Things To Do Indoors: An Interview With Vanessa Felie

Auckland might have a mild climate, but it’s decidedly damp. We moved here from Southern California, which is decidedly dry, and so part of the adjustment to living here has been finding stuff to do with Noodle on damp days. Coming up with indoor fun for kids is not my forté, so I have asked a few friends to chime in on how they handle the challenges of keeping the kiddos occupied while stuck inside all day.

Frozen Ice Balloons, Vanessa’s Invention

Vanessa is a mother of two girls, eighteen months apart. Big Girl is eight. Little Girl is six and a half. She never meant to be Momming Full Time, intending to return to her job as a Residence Director at a group home. But, as she puts it: “When Big Girl was 11 days old, I looked down at her in my arms and decided even if I had to sell my feet, I did not want to be away from her forty hours a week.” So began her role as Full Time Mom, now with a part time handmade craft business.

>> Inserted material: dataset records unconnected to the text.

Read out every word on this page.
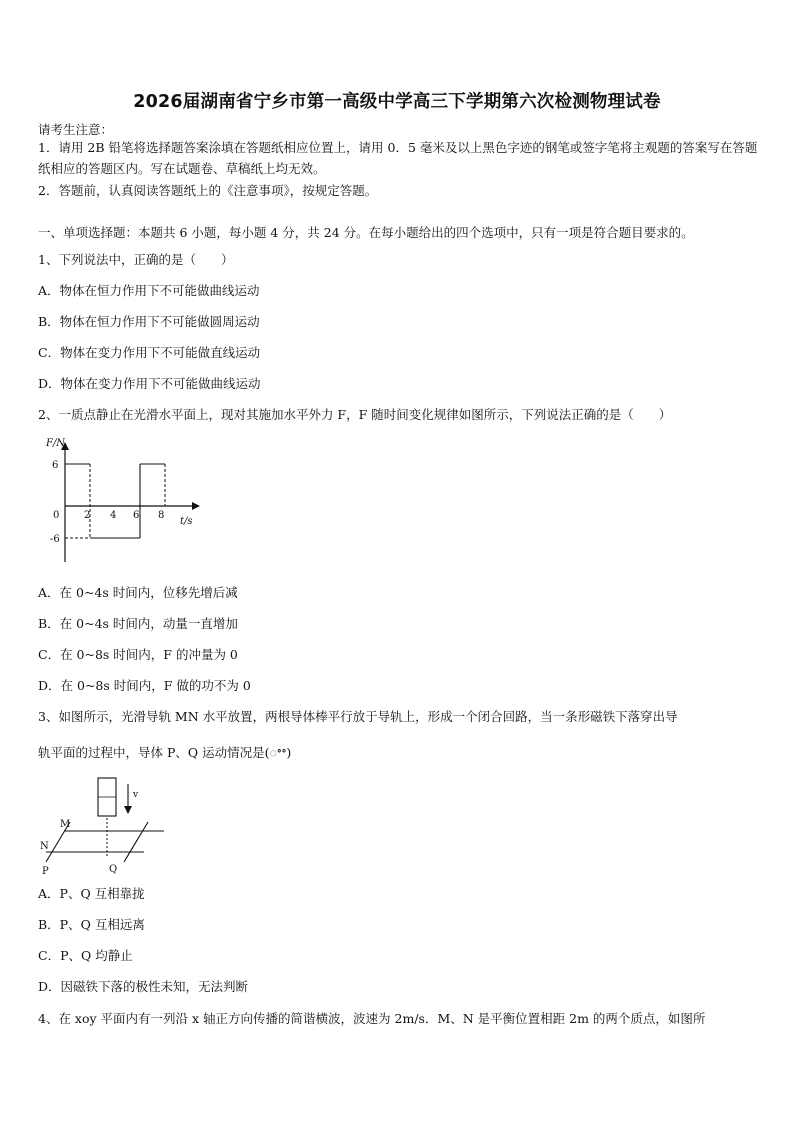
2026届湖南省宁乡市第一高级中学高三下学期第六次检测物理试卷
请考生注意：
1．请用 2B 铅笔将选择题答案涂填在答题纸相应位置上，请用 0．5 毫米及以上黑色字迹的钢笔或签字笔将主观题的答案写在答题纸相应的答题区内。写在试题卷、草稿纸上均无效。
2．答题前，认真阅读答题纸上的《注意事项》，按规定答题。
一、单项选择题：本题共 6 小题，每小题 4 分，共 24 分。在每小题给出的四个选项中，只有一项是符合题目要求的。
1、下列说法中，正确的是（　　）
A．物体在恒力作用下不可能做曲线运动
B．物体在恒力作用下不可能做圆周运动
C．物体在变力作用下不可能做直线运动
D．物体在变力作用下不可能做曲线运动
2、一质点静止在光滑水平面上，现对其施加水平外力 F，F 随时间变化规律如图所示，下列说法正确的是（　　）
F/N
t/s
6
0
-6
2 4 6 8
A．在 0~4s 时间内，位移先增后减
B．在 0~4s 时间内，动量一直增加
C．在 0~8s 时间内，F 的冲量为 0
D．在 0~8s 时间内，F 做的功不为 0
3、如图所示，光滑导轨 MN 水平放置，两根导体棒平行放于导轨上，形成一个闭合回路，当一条形磁铁下落穿出导
轨平面的过程中，导体 P、Q 运动情况是(ꢀꢀ)
v
M
N
P	Q
A．P、Q 互相靠拢
B．P、Q 互相远离
C．P、Q 均静止
D．因磁铁下落的极性未知，无法判断
4、在 xoy 平面内有一列沿 x 轴正方向传播的简谐横波，波速为 2m/s．M、N 是平衡位置相距 2m 的两个质点，如图所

Vanessa and her family live in Connecticut, next door to a horse farm, and with a park just down the street. These are easy resources to use on fair-weather days. The girls enjoy walking through the fields of the horse farm and watching the staff take care of the animals. At the park, they play the same sorts of games we all played as kids — hide and seek, sorting rocks, and “poking things with sticks.” Around their house, the girls swing on their swingset, ride bikes around the driveway, and pretend endlessly with a giant nylon parachute. “I like to plan activities, but learned early on that I’m just going to have to let go of some control,” Vanessa says. “We do best when we’re slightly unstructured.”
Mark Twain famously said that “if you don’t like the weather in New England, wait a few minutes.” Connecticut dishes out a wide range of weather. In the Winter, the Jet Stream brings cold and snow from Alaska and Canada across Chicago, through New York, and dumps it directly on Vanessa’s house. They have more than their share of less-than-fair-weather days.
Rainy and snowy days are “stay-in-your-jammies” days. Early on, the kids occupied themselves with lots of arts and crafts projects. Painting, sculpting with PlayDoh, and even baking have been the indoor activities of choice. Vanessa notes that as the kids have gotten older, they have added knitting, weaving, and reading (on their own) to their repertoire of indoor fun. The kids aren’t fond of watching television or movies, and so on poor-weather days, music fills the house instead. They listen to the radio and do a lot of karaoke.
When poor-weather holds for days, the kids can “get bossy with each other” and their “tempers get shorter,” Vanessa reports. To break up the days, they head off to the library, to the post office, or to “Little Ladies’ Lunch with mom.” The latter often consists of bagels and lemonade. Additionally, they spend time expending energy dashing through the corridors of a small local shopping mall.
Though Vanessa finds rainy and fair weather days about the same with respect to housework, as the girls start school full time, there’s less chaos in the house. But there are more activities outside the house. As Vanessa puts it, and as with seemingly all of the kids’ phase shifts, “it’s not easier, it’s just hard in different ways.”
I picked up a few good tips from talking to Vanessa about indoor activities with kids. First, I really like the idea of stay-in-your-jammies day; I like the idea that we can make a clear separation between get-up-and-go, fair-weather days, and lousy-weather stay-in-the-house days. There have been more than a few disappointing occasions when Noodle, fully dressed on a rainy day, wants to go outside, only to have his parade rained upon.
Second, I really really like the idea of karaoke. Noodle is getting to an age where he likes to sing along and invent his own songs. Any activity that switches kids from passively watching to actively creating is one to encourage.
Third, special lunches sound delightful. Noodle isn’t much of a sit-and-eater at this point — for which I am, of course, partly to blame. But we do enjoy going to the bakery for the one dollar gingerbread cookie as a treat to end our big rainy-day-errand adventures. I think Vanessa’s got the right idea with a full lunch.
Finally, I appreciate Vanessa’s last quote — it’s just hard in different ways. I think this applies to a lot of what we do as parents as the kids transition from this phase to that. So many of our friends would tell us that “it just gets worse” once the kids start walking and talking. I found that it doesn’t get worse at all, and as Vanessa captures so clearly, it’s just different. To me, that’s to be celebrated.
Special thank you to Vanessa for being our first interview, and one of our biggest supporters.